Women need more education on what healthy, “beautiful” mean

Jan 16, 2015 08:30 GMT  ·  By
Model Ashley Graham says Jennifer Lawrence isn't curvy, she's actually “tiny”
   Model Ashley Graham says Jennifer Lawrence isn't curvy, she's actually “tiny”

In Hollywood, Jennifer Lawrence is somewhat of a rarity as far as body shape and attitude go: she’s not stick thin and she refuses to diet to become this way, she has hips and breasts and a bum, and she not only eats a lot (carbs, too!) but she also brags about it.

Because she’s unlike most other actresses and because the industry loves nothing more than to stick labels on people, she’s been dubbed “curvy” and embraced like a much-needed and welcome breath of fresh air on the scene.

The only problem is that Jennifer is not curvy.

Ashley Graham pens essay

Ashley Graham is a size 14 and she’s one of the most famous and in-demand plus size models. Size 14 might not mean “plus size” in everyday life, but in fashion, where the norm is either a size 0 or 2 at the most, she is just that. She too, just like all other plus size models, is still a rarity in fashion.

Graham has been featured in several major trade publications, including Vogue and Elle, and has starred in the “controversial” and banned ad for Lane Bryant lingerie in 2010, which you can check out below. She is using her platform to open the discussion on a topic close to her heart: this need to label a certain body type as beautiful, to the point of the complete exclusion of all others.

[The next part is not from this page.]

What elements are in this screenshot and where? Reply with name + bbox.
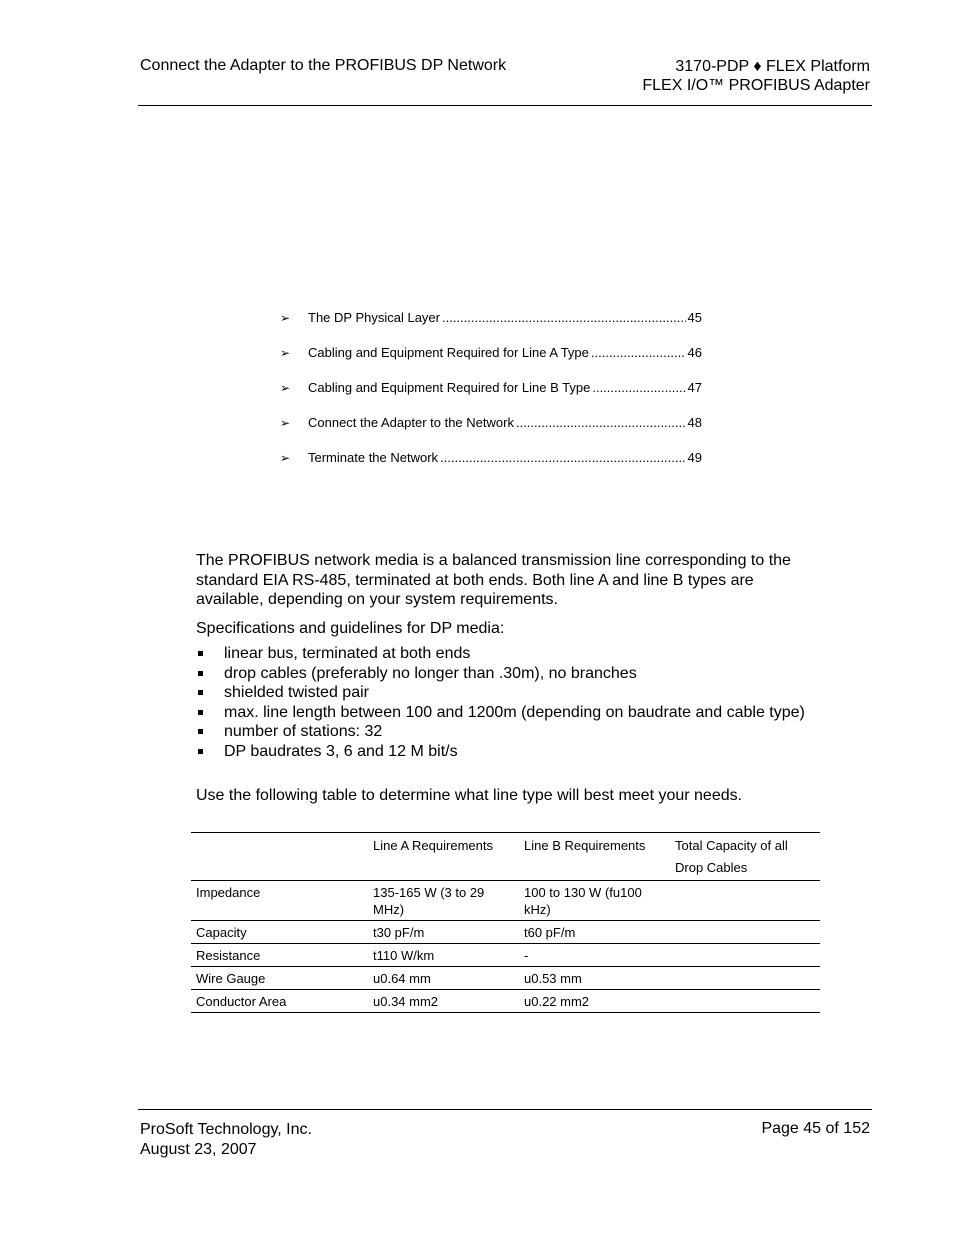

We need more body diversity in the media, Graham writes in an essay for Net-a-Porter’s online magazine, The Edit. We need to have bodies of all shapes and sizes in film, fashion, music and entertainment in general, because this is the only way in which regular women can learn that real beauty lies in this diversity.

“I think that you can be healthy at any size and my goal is to help and educate women on that. It doesn’t matter if you’re a size 2 or 22 as long as you’re taking care of your body, working out, and telling yourself, ‘I love you’ instead of taking in the negativity of beauty standards,” Graham writes.

Reevaluate old and unrealistic concepts

Education has to start somewhere, and Graham takes issue with the glorification of Jennifer Lawrence as “curvy,” because she’s anything but that. It’s true, her body is not something that we see too much in showbiz, but that doesn’t mean that it’s curvy. It just means that all other body types, most of them attained through severe dieting, long workouts and who knows what else, are not realistic, not attainable for the average woman.

“Young girls don’t have much to look at, curvy women are not on covers of magazines, they’re not talked about on social media as much as other celebrities. Jennifer Lawrence is the media’s poster girl for curves — she’s tiny!” Graham says.

She’s right about that: Lawrence is a beautiful woman and she’s definitely more relatable to women than her acting peers, but she’s not curvy. She’s a fit, healthy woman, who, unlike those celebrities who starve and put themselves through hell, still has breasts and hips and a pert derriere.

Graham isn’t blasting Lawrence or anything like that, but she seems very bent on making everyone understand that we need to reevaluate some of our long-established notions, with “curvy” among them.